🤖 AI Summary
Existing research lacks high-quality 4D human-object-human collaborative rearrangement video data, hindering progress in VR and robotics for everyday assistive tasks. Method: We introduce the first large-scale 4D collaborative rearrangement dataset—comprising 1K real-world captures plus 11K geometry- and role-augmented sequences—covering diverse object geometries, collaborative interaction patterns, and 3D scene contexts. We propose an iterative collaborative retargeting strategy enabling, for the first time, motion generalization across object shapes and collaborative roles; establish a novel collaborative rearrangement modeling paradigm; and integrate geometric-aware motion retargeting, parametric object modeling, and collaborative relation modeling. Contribution/Results: Our method achieves state-of-the-art performance on two benchmarks—human-object motion prediction and interactive synthesis—and exposes critical limitations of mainstream HOI generation methods in complex interactions. We further release a more challenging HOI evaluation benchmark to foster future research.
📝 Abstract
Understanding how humans cooperatively rearrange household objects is critical for VR/AR and human-robot interaction. However, in-depth studies on modeling these behaviors are under-researched due to the lack of relevant datasets. We fill this gap by presenting CORE4D, a novel large-scale 4D human-object-human interaction dataset focusing on collaborative object rearrangement, which encompasses diverse compositions of various object geometries, collaboration modes, and 3D scenes.
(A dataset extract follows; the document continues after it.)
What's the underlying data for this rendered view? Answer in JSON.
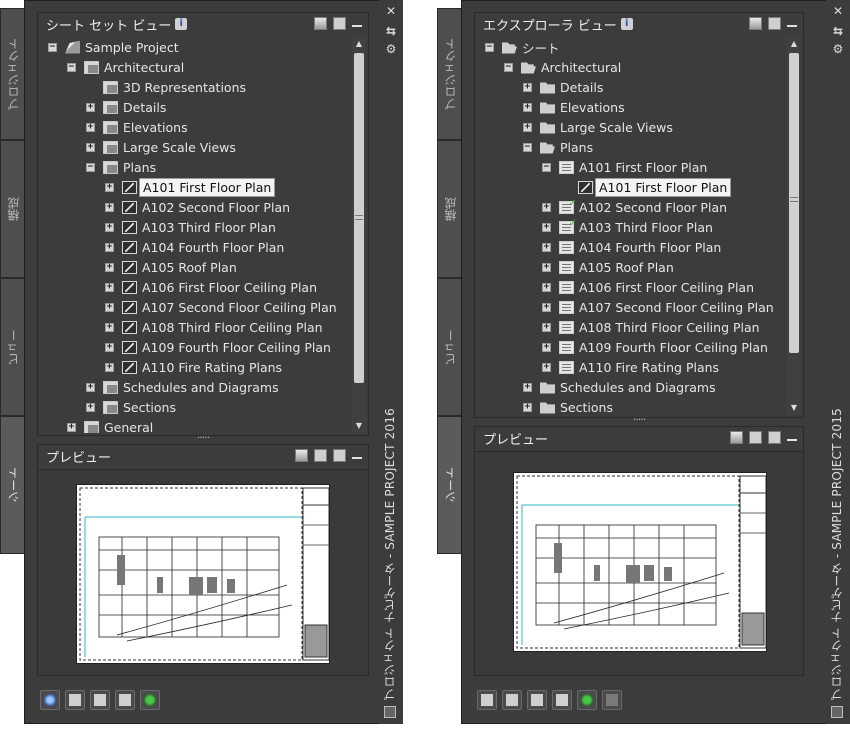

With 1K human-object-human motion sequences captured in the real world, we enrich CORE4D by contributing an iterative collaboration retargeting strategy to augment motions to a variety of novel objects. Leveraging this approach, CORE4D comprises a total of 11K collaboration sequences spanning 3K real and virtual object shapes. Benefiting from extensive motion patterns provided by CORE4D, we benchmark two tasks aiming at generating human-object interaction: human-object motion forecasting and interaction synthesis. Extensive experiments demonstrate the effectiveness of our collaboration retargeting strategy and indicate that CORE4D has posed new challenges to existing human-object interaction generation methodologies.